A summary of comparative empirical results is provided:

Dataset / Metric	CGSTAE F₁	Best Baseline F₁	Comment
TEP (Process Mon.)	0.896	0.822 (DGSTAE)	FDR 0.822, FAR 0.059
ASP (Process Mon.)	0.820	0.784 (GAE-II)	FDR 0.941, FAR 0.057
PeMS08, fMRI, ...	↑	-	Lowest RMSE/MAE, robust causal recovery

7. Interpretive Insights and Applications

CGSTAE's explicit causal structure enables:

• Transparent anomaly/fault flagging in industrial monitoring, using Hotelling’s $T^2$ and squared prediction error (SPE) statistics against learned thresholds.
• Minimal causal subgraph extraction for root cause localization in multivariate systems.
• Dynamic, uncertainty-aware spatio-temporal predictions sensitive to both endogenous dynamics and exogenous disruptions.

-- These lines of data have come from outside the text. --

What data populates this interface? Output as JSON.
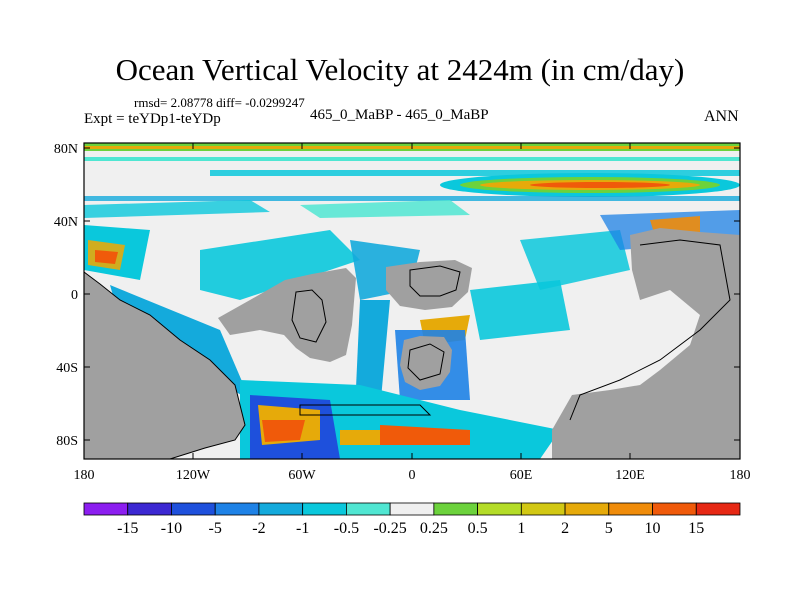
{
  "title": "Ocean Vertical Velocity at 2424m (in cm/day)",
  "stats": "rmsd= 2.08778 diff= -0.0299247",
  "expt": "Expt = teYDp1-teYDp",
  "cases": "465_0_MaBP - 465_0_MaBP",
  "season": "ANN",
  "axes": {
    "x_ticks": [
      "180",
      "120W",
      "60W",
      "0",
      "60E",
      "120E",
      "180"
    ],
    "y_ticks": [
      "80N",
      "40N",
      "0",
      "40S",
      "80S"
    ]
  },
  "colorbar": {
    "colors": [
      "#8c1ef0",
      "#3c28d2",
      "#1e50dc",
      "#1e82e6",
      "#14aadc",
      "#0ac8dc",
      "#50e6d2",
      "#f0f0f0",
      "#6cd23c",
      "#b4dc28",
      "#d2c814",
      "#e6aa0a",
      "#f08c0a",
      "#f05a0a",
      "#e62814"
    ],
    "labels": [
      "-15",
      "-10",
      "-5",
      "-2",
      "-1",
      "-0.5",
      "-0.25",
      "0.25",
      "0.5",
      "1",
      "2",
      "5",
      "10",
      "15"
    ]
  },
  "colors": {
    "land": "#a0a0a0",
    "no_change": "#f0f0f0"
  }
}
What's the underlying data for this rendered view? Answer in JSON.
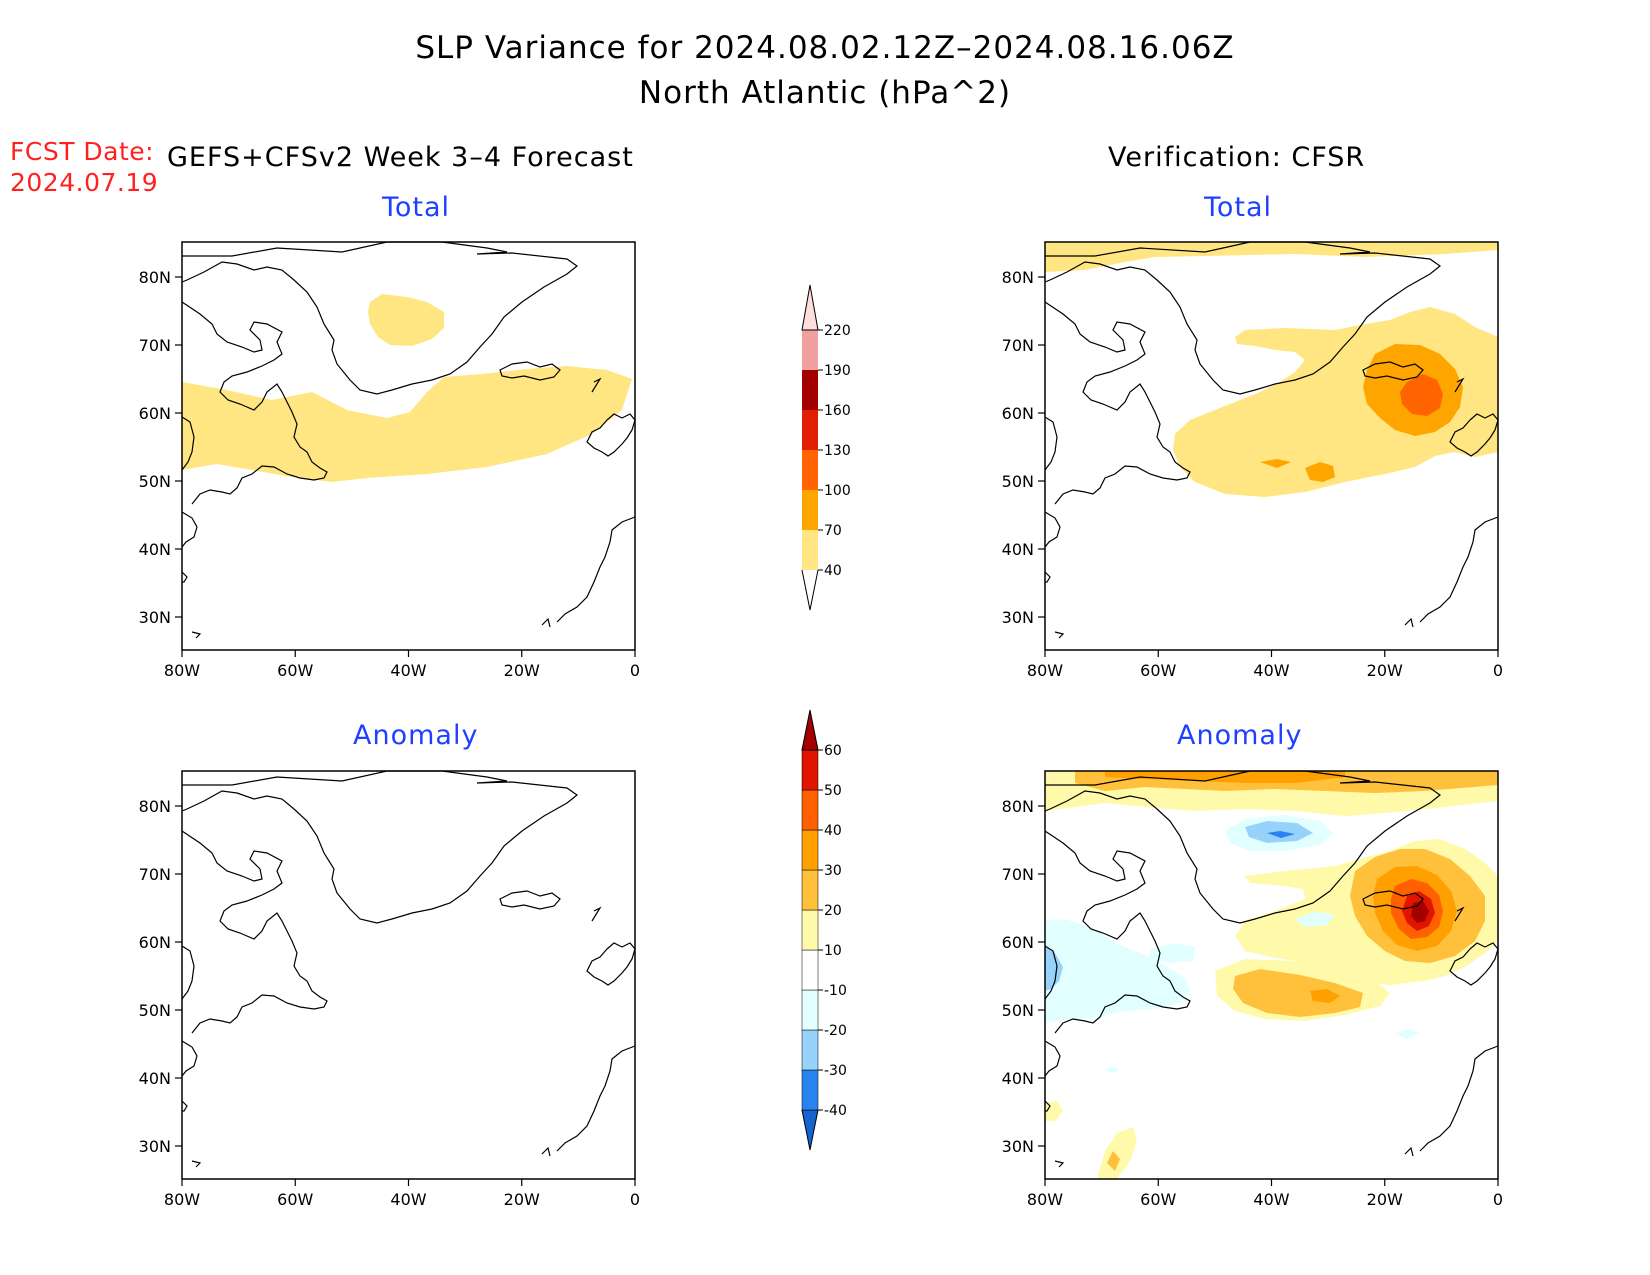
{
  "title": {
    "line1": "SLP Variance for 2024.08.02.12Z–2024.08.16.06Z",
    "line2": "North Atlantic (hPa^2)"
  },
  "forecast_date": {
    "label": "FCST Date:",
    "value": "2024.07.19"
  },
  "columns": {
    "left": "GEFS+CFSv2 Week 3–4 Forecast",
    "right": "Verification: CFSR"
  },
  "panels": {
    "top_left": "Total",
    "top_right": "Total",
    "bottom_left": "Anomaly",
    "bottom_right": "Anomaly"
  },
  "axes": {
    "lat_ticks": [
      "30N",
      "40N",
      "50N",
      "60N",
      "70N",
      "80N"
    ],
    "lon_ticks": [
      "80W",
      "60W",
      "40W",
      "20W",
      "0"
    ]
  },
  "colorbars": {
    "total": {
      "labels": [
        "40",
        "70",
        "100",
        "130",
        "160",
        "190",
        "220"
      ],
      "colors": [
        "#ffe682",
        "#ffa500",
        "#ff6400",
        "#e11e00",
        "#a50000",
        "#f0a0a0",
        "#fddede"
      ]
    },
    "anomaly": {
      "labels": [
        "-40",
        "-30",
        "-20",
        "-10",
        "10",
        "20",
        "30",
        "40",
        "50",
        "60"
      ],
      "colors": [
        "#1464d2",
        "#2882f0",
        "#96d2fa",
        "#e1ffff",
        "#ffffff",
        "#fffaaa",
        "#ffc03c",
        "#ffa000",
        "#ff6000",
        "#e11400",
        "#a50000"
      ]
    }
  }
}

The integration of spatial self-attention, GCLSTM, variational and diffusion-based decoding, together with causal invariance principles, establishes CGSTAE as a reference framework for interpretable, robust, and practical graph-based modeling in scientific and industrial domains (Liang et al., 2023, Zhang et al., 3 Feb 2026).